AAOMS: Only trained practitioners should administer anesthesia

In the wake of news reports concerning the possible use of such anesthetic drugs as Diprivan (propofol) by the late Michael Jackson, questions have been raised about the availability and administration of such agents.

The American Association of Oral and Maxillofacial Surgeons (AAOMS) and its 8,500 fellows and members who are licensed to practice oral and maxillofacial surgery in the U.S. support the position of the American Society of Anesthesiologists (ASA), the AAOMS announced in a press release.

The ASA position on the administration of these agents states that:

"Diprivan, or its generic name propofol, is a drug meant only for use in a medical setting by professionals trained in the provision of general anesthesia. Though the drug is often used for procedures requiring sedation, patients can have extremely variable responses to the drug and some patients can become completely anesthetized, including losing the ability to breathe. Diprivan should never be used outside of a controlled and monitored medical setting."

As the surgical specialists of the dental profession, oral and maxillofacial surgeons are trained in all aspects of anesthesia administration, the AAOMS noted. During training, oral and maxillofacial surgery residents complete a rotation on the medical anesthesiology service, during which they train alongside anesthesiology residents under the supervision of an anesthesiologist.

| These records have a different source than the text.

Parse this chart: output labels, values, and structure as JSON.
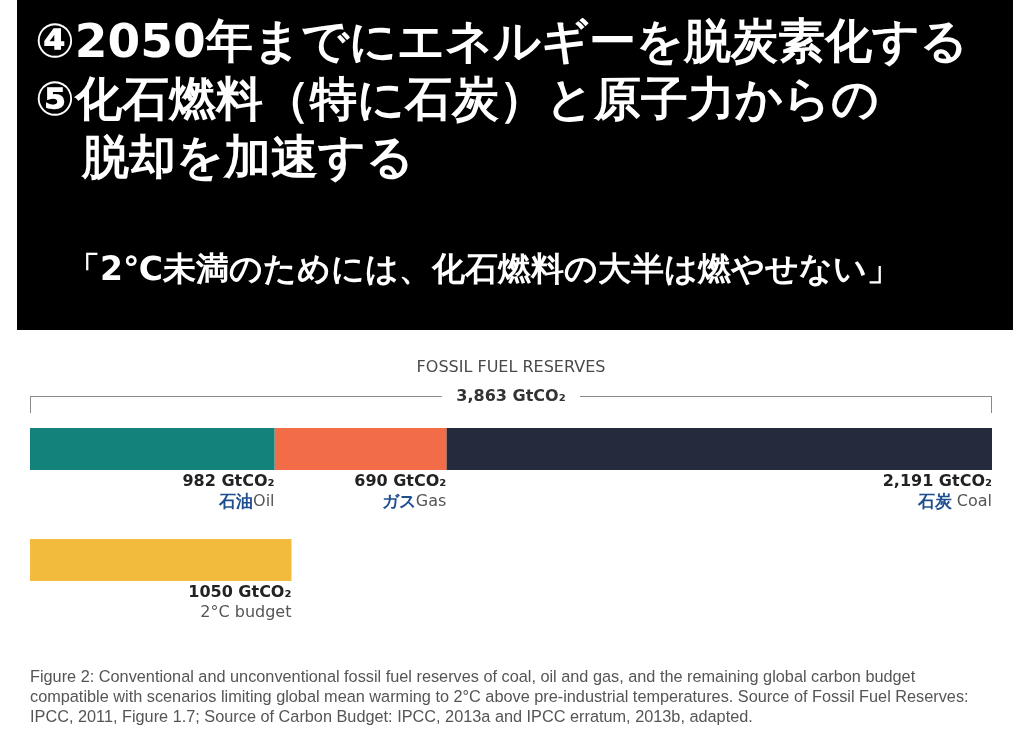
{
  "chart_data": {
    "type": "bar",
    "orientation": "horizontal",
    "stacked": true,
    "title": "④2050年までにエネルギーを脱炭素化する\n⑤化石燃料（特に石炭）と原子力からの脱却を加速する",
    "subtitle": "「2℃未満のためには、化石燃料の大半は燃やせない」",
    "categories": [
      null,
      null
    ],
    "series": [
      {
        "name": "石油Oil",
        "color": "#12827b",
        "values": [
          982,
          null
        ],
        "value_labels": [
          "982 GtCO₂",
          null
        ]
      },
      {
        "name": "ガスGas",
        "color": "#f26c47",
        "values": [
          690,
          null
        ],
        "value_labels": [
          "690 GtCO₂",
          null
        ]
      },
      {
        "name": "石炭 Coal",
        "color": "#252b3c",
        "values": [
          2191,
          null
        ],
        "value_labels": [
          "2,191 GtCO₂",
          null
        ]
      },
      {
        "name": "2°C budget",
        "color": "#f3bb3e",
        "values": [
          null,
          1050
        ],
        "value_labels": [
          null,
          "1050 GtCO₂"
        ]
      }
    ],
    "totals": [
      "3,863 GtCO₂",
      null
    ],
    "tick_labels": false,
    "annotations": [
      "FOSSIL FUEL RESERVES",
      "Figure 2: Conventional and unconventional fossil fuel reserves of coal, oil and gas, and the remaining global carbon budget compatible with scenarios limiting global mean warming to 2°C above pre-industrial temperatures. Source of Fossil Fuel Reserves: IPCC, 2011, Figure 1.7; Source of Carbon Budget: IPCC, 2013a and IPCC erratum, 2013b, adapted."
    ]
  }
}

"Those who complete an oral and maxillofacial surgery residency training program are competent to administer safe and efficient anesthesia in the outpatient setting," the AAOMS stated. "With their training in both patient evaluation and emergency management, they are prepared to address situations they may encounter."

The ASA, the educational, research, and scientific association of physician anesthesiologists, supports the ability of oral and maxillofacial surgeons to safely and competently administer anesthesia in the office-based surgical setting, the AAOMS added.